I’m seven years old. I’m very small, in the University Theatre seat; I’m clutching the armrests, waiting for the curtains to open. And then, at last, they do. They do, and the screen is dark, except for ten words:

A long time ago, in a galaxy far, far away

Music: a resounding fanfare that makes me shiver. And, after the tedious scrolling of yellow words, a rumble. It’s this rumble I notice first, even before the images. My seat is shaking. My arms and legs are juddering — because there’s something coming — something bigger than a garbage truck or a jumbo jet — something huge and grey, veined and mountainous, shaped like an interstellar arrowhead.

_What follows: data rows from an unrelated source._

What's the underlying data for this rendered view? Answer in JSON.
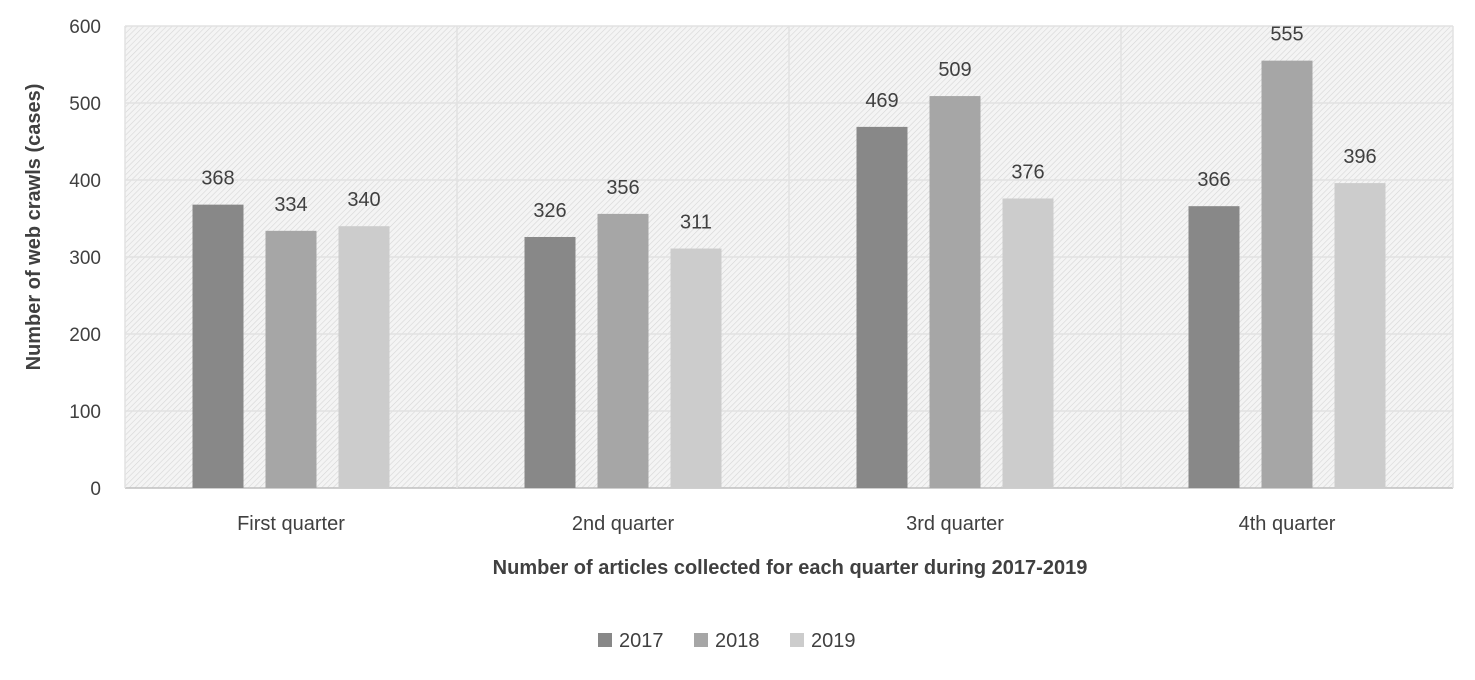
{
  "chart_data": {
    "type": "bar",
    "title": "",
    "xlabel": "Number of articles collected for each quarter during 2017-2019",
    "ylabel": "Number of web crawls (cases)",
    "categories": [
      "First quarter",
      "2nd quarter",
      "3rd quarter",
      "4th quarter"
    ],
    "series": [
      {
        "name": "2017",
        "values": [
          368,
          326,
          469,
          366
        ],
        "color": "#888888"
      },
      {
        "name": "2018",
        "values": [
          334,
          356,
          509,
          555
        ],
        "color": "#a6a6a6"
      },
      {
        "name": "2019",
        "values": [
          340,
          311,
          376,
          396
        ],
        "color": "#cccccc"
      }
    ],
    "ylim": [
      0,
      600
    ],
    "yticks": [
      "0",
      "100",
      "200",
      "300",
      "400",
      "500",
      "600"
    ],
    "grid": true,
    "legend_position": "bottom",
    "plot_background": "hatched-light-gray"
  }
}
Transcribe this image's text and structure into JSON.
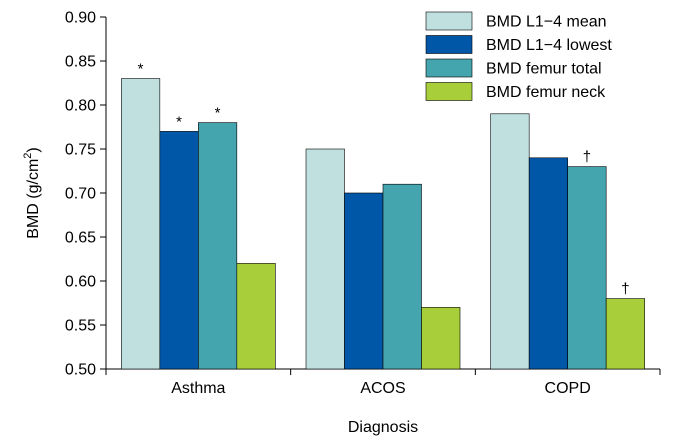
{
  "chart_data": {
    "type": "bar",
    "title": "",
    "xlabel": "Diagnosis",
    "ylabel": "BMD (g/cm",
    "ylabel_superscript": "2",
    "ylabel_close": ")",
    "ylim": [
      0.5,
      0.9
    ],
    "yticks": [
      "0.50",
      "0.55",
      "0.60",
      "0.65",
      "0.70",
      "0.75",
      "0.80",
      "0.85",
      "0.90"
    ],
    "categories": [
      "Asthma",
      "ACOS",
      "COPD"
    ],
    "legend_position": "top-right",
    "grid": false,
    "series": [
      {
        "name": "BMD L1−4 mean",
        "color": "#c0e0e0",
        "values": [
          0.83,
          0.75,
          0.79
        ],
        "annotations": [
          "*",
          "",
          ""
        ]
      },
      {
        "name": "BMD L1−4 lowest",
        "color": "#0057a8",
        "values": [
          0.77,
          0.7,
          0.74
        ],
        "annotations": [
          "*",
          "",
          ""
        ]
      },
      {
        "name": "BMD femur total",
        "color": "#45a5ae",
        "values": [
          0.78,
          0.71,
          0.73
        ],
        "annotations": [
          "*",
          "",
          "†"
        ]
      },
      {
        "name": "BMD femur neck",
        "color": "#a8cf3a",
        "values": [
          0.62,
          0.57,
          0.58
        ],
        "annotations": [
          "",
          "",
          "†"
        ]
      }
    ]
  }
}
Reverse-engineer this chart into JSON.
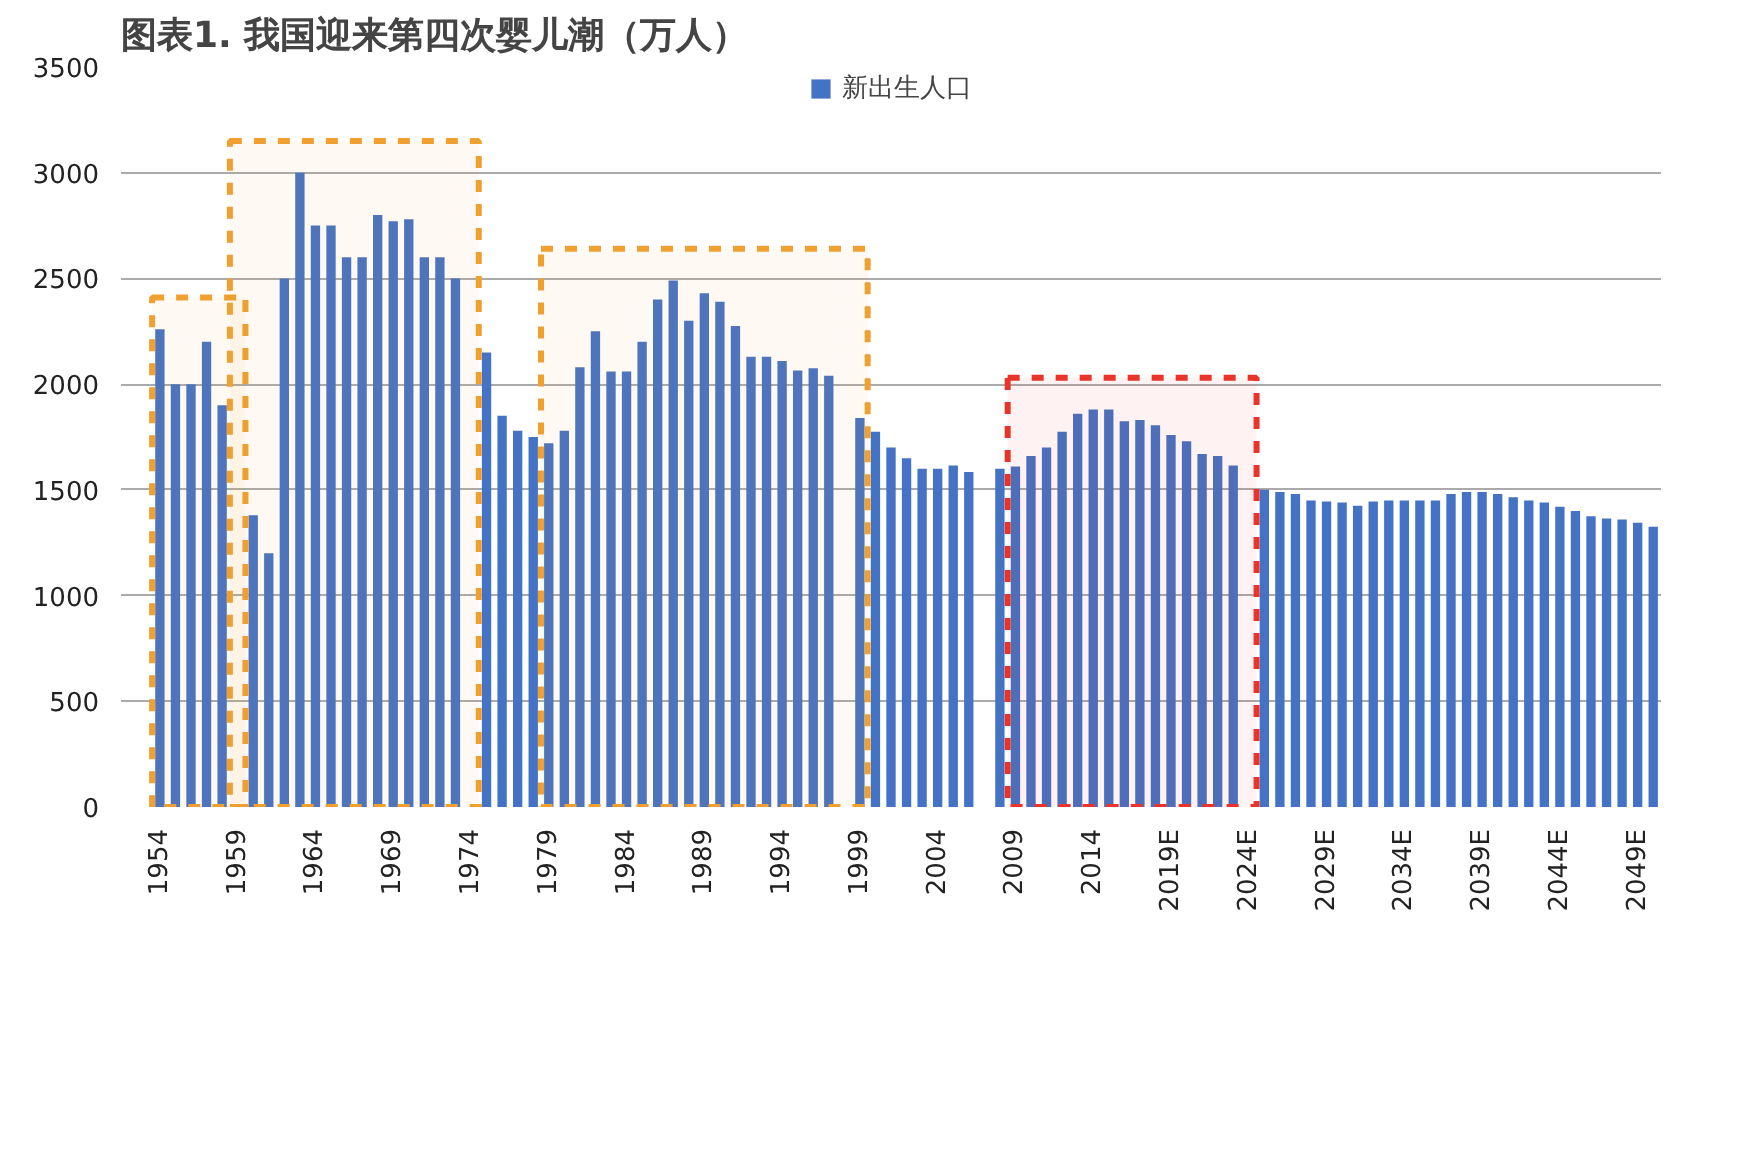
{
  "chart_data": {
    "type": "bar",
    "title": "图表1.    我国迎来第四次婴儿潮（万人）",
    "categories": [
      "1954",
      null,
      null,
      null,
      null,
      "1959",
      null,
      null,
      null,
      null,
      "1964",
      null,
      null,
      null,
      null,
      "1969",
      null,
      null,
      null,
      null,
      "1974",
      null,
      null,
      null,
      null,
      "1979",
      null,
      null,
      null,
      null,
      "1984",
      null,
      null,
      null,
      null,
      "1989",
      null,
      null,
      null,
      null,
      "1994",
      null,
      null,
      null,
      null,
      "1999",
      null,
      null,
      null,
      null,
      "2004",
      null,
      null,
      null,
      null,
      "2009",
      null,
      null,
      null,
      null,
      "2014",
      null,
      null,
      null,
      null,
      "2019E",
      null,
      null,
      null,
      null,
      "2024E",
      null,
      null,
      null,
      null,
      "2029E",
      null,
      null,
      null,
      null,
      "2034E",
      null,
      null,
      null,
      null,
      "2039E",
      null,
      null,
      null,
      null,
      "2044E",
      null,
      null,
      null,
      null,
      "2049E",
      null
    ],
    "series": [
      {
        "name": "新出生人口",
        "color": "#4472c4",
        "values": [
          2260,
          2000,
          2000,
          2200,
          1900,
          null,
          1380,
          1200,
          2500,
          3000,
          2750,
          2750,
          2600,
          2600,
          2800,
          2770,
          2780,
          2600,
          2600,
          2500,
          null,
          2150,
          1850,
          1780,
          1750,
          1720,
          1780,
          2080,
          2250,
          2060,
          2060,
          2200,
          2400,
          2490,
          2300,
          2430,
          2390,
          2275,
          2130,
          2130,
          2110,
          2065,
          2075,
          2040,
          null,
          1840,
          1775,
          1700,
          1650,
          1600,
          1600,
          1615,
          1585,
          null,
          1600,
          1610,
          1660,
          1700,
          1775,
          1860,
          1880,
          1880,
          1825,
          1830,
          1805,
          1760,
          1730,
          1670,
          1660,
          1615,
          null,
          1500,
          1490,
          1480,
          1450,
          1445,
          1440,
          1425,
          1445,
          1450,
          1450,
          1450,
          1450,
          1480,
          1490,
          1490,
          1480,
          1465,
          1450,
          1440,
          1420,
          1400,
          1375,
          1365,
          1360,
          1345,
          1325
        ]
      }
    ],
    "ylim": [
      0,
      3500
    ],
    "yticks": [
      0,
      500,
      1000,
      1500,
      2000,
      2500,
      3000,
      3500
    ],
    "grid": "y",
    "legend": "top",
    "bands": [
      {
        "axis": "x",
        "from": "1954",
        "to": "1959",
        "color": "#f0a030"
      },
      {
        "axis": "x",
        "from": "1959",
        "to": "1974",
        "color": "#f0a030"
      },
      {
        "axis": "x",
        "from": "1979",
        "to": "1999",
        "color": "#f0a030"
      },
      {
        "axis": "x",
        "from": "2009",
        "to": "2024E",
        "color": "#e8342a"
      }
    ]
  }
}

Fast-forward. I’m now ten years old. I’m semi-small, in the York Theatre seat; I’m clutching the armrests, waiting for the curtains to open. And then they do. They do, and a motorcycle is buzzing toward me: an old-fashioned one, with a blond man in goggles perched on it. Sometime after this is the desert: the vast, empty sweep of it, studded with bare cliffs; the gold of it, with the impossibly hot blue sky above, matched only by the blue of Peter O’Toole’s eyes. His blue eyes, his golden hair, swathed in white cloth; the golden sand, where men stumble and die.

When I left the University and York Theatres, everything had changed. There was a desert behind my eyes. Star Destroyers, too. Yeah, so two blond men featured prominently — I was 7 and 10 (and had no idea that Han was hotter). The point was: I was changed. Shaken and stirred, for the duration.

Since then?

I was a kid. I was impressionable. I imprinted on Lawrence and Skywalker like a baby duckling opening its eyes on a sock puppet or a Labrador retriever or even an actual mommy duck — taken in, consumed by wonder and newness, incapable of thinking, “Hey — are you really my mom?” Everything’s more intense when you’re young, from apocalyptic hatred of broccoli and milk to transcendent love for A-Ha’s “Take on Me” and Cotton Ginny track pants in 52 colours.

I’m older now. Presumably wiser. I own no baby blue track pants or top 40 songs. And yet I wonder: where have all the Star Destroyers gone? Where is today’s Omar Sharif, shimmering out of the heat-haze, moving from the horizon to me?

I go to Prometheus. This makes me angry. I go to The Avengers. This makes me happy in a fleeting, weightless, appreciating-all-the-superhero-buttocks kind of way. I can’t remember the last time a movie actually moved me. Maybe I don’t go to enough of them — and when I do, I may go to too many genre blockbusters, of which I have low expectations. Sound and fury; impressive CGI; nothing signified.

The University and York Theaters are nothing more than facades and engagement party venues, now. George Lucas has made Star Wars into a franchise, and a joke. David Lean is dead. And I’m left with Prince Feisal’s words, which I address, with gratitude and yearning, to the deserts of space and the Nefud:

What I owe you is beyond evaluation.